Harry Mortimer

"2 URINALS DOWN JACKING OFF ARISTOTLE"

Section MS3, Linn Phyllis Seeger

Keywords: ai

Through discussions surrounding the historic use of the internet as a means of distributing information, and more specifically Social Media and its generation of memetic subcultures, I have chosen to select Twitter as my Media of exploration.

Social Media is a public space, that permits us to form communities and form performances of identity. Many times, these common groups and public faces are formed through humour, typically through ‘memes’ with relatable thoughts and threads, or through a shared vocabulary of words and phrases, we gravitate towards pages/people on these platforms that we see ourselves in, and whose phraseology we understand to be our own.

In the first instance, it was this vocabulary of relatability that interested me, as often it's only a matter of a few small language tweaks that will separate two tweets with the same ‘relatable content’, and will determine a ‘Hit Tweet’ from one with no engagement whatsoever. These tweaks in language, syntax, length of tweet, etc are all designed to exploit the nature of Twitter’s algorithm. The algorithm being a set of internal calculations within the Twitter App that determines what tweets are ‘seen’ by users, and determines the success of a tweet based on a multitude of factors. Through this, I was also influenced by the motivations of Trevor Paglen’s work, an artist who uses his art to expose to us the invisible systems of surveillance and influence that exist within the technology of the 21st Century, to make visible to us civilians what we are not meant to see or understand. Additionally, Artist Erica Scourti, who uses her smartphone’s predictive text feature to reveal herself to her audience through what her phone has learned about her syntax, phraseology and language.
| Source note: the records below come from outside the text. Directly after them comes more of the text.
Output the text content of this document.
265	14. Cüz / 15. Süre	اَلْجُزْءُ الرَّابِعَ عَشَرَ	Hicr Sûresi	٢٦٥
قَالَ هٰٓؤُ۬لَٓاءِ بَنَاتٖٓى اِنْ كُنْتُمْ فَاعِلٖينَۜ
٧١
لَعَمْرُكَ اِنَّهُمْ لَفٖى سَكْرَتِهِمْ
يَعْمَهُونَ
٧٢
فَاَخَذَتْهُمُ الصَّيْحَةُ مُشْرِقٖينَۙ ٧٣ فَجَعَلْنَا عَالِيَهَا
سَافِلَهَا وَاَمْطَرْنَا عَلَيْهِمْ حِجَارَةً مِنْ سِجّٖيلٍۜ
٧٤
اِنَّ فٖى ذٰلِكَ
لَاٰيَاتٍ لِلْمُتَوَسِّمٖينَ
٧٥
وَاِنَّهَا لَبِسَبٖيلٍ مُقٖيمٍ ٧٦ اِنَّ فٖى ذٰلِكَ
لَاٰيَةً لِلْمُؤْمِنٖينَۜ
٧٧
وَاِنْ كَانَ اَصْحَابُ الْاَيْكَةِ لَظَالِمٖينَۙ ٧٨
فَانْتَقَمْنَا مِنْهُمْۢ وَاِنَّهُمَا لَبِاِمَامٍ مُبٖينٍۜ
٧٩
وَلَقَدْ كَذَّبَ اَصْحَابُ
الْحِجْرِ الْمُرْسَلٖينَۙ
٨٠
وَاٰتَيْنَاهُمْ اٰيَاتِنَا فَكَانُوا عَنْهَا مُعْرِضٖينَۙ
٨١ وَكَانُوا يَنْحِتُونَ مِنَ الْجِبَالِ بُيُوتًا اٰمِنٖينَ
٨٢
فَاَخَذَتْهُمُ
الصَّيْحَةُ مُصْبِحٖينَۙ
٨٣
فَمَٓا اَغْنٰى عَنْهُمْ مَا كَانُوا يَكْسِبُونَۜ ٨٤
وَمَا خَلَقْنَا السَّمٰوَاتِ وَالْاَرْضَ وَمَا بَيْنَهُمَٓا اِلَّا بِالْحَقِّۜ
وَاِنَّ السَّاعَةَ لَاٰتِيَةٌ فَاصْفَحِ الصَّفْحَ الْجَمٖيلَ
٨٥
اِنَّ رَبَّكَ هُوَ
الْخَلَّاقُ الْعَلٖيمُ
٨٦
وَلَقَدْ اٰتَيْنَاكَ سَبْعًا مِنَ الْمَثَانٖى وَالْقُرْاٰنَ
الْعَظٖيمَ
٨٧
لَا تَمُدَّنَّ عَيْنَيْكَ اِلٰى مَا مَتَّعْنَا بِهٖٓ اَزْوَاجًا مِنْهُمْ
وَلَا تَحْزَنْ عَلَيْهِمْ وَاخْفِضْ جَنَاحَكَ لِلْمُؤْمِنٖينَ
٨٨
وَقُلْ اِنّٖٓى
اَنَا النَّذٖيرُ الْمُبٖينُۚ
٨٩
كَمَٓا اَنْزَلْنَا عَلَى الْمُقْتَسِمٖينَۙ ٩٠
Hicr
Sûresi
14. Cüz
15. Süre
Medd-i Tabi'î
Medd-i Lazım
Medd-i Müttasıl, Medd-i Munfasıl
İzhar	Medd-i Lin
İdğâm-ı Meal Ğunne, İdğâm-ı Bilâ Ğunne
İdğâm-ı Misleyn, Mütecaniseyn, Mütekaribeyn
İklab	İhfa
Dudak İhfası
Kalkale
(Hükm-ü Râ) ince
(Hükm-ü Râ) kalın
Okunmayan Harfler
This lead me to consider how I reveal myself, to myself, through the language of Twitter. I wanted to better understand what I gravitate towards and relate to on Twitter, specifically the language and themes of the content I consume. I do not tweet, I use Twitter primarily as a means of entertainment, and I catalogue tweets that specifically make me laugh in my ‘Liked’ tweets section on my profile, a place I return to when I need a laugh. As such, I collected the text of every tweet in my ‘Liked’ tweet section (approx. 1300), a total of 10 years of my online susceptibilities, and condensed them into a large block of continuous text (2641 words). I then put this text block into a paragraph randomiser, at which point I would (quite arduously) select fragments of phrases / sentences that I deemed to be funny / evocative / interesting according to my own sensibilities. In this way, I was trying to lean into the personal nature of this process, the words are not my own, but they feel as if they are, the phrases were not generated by me, but they were ‘curated’ by me, creating a vocabulary and phraseology that embody my sense of humour and the objects of my interest, and reveal them to myself. As a final, additional, element to this revelatory process, I chose to take these bold self-proclamations and re-platform them by placing them back into the world and public view.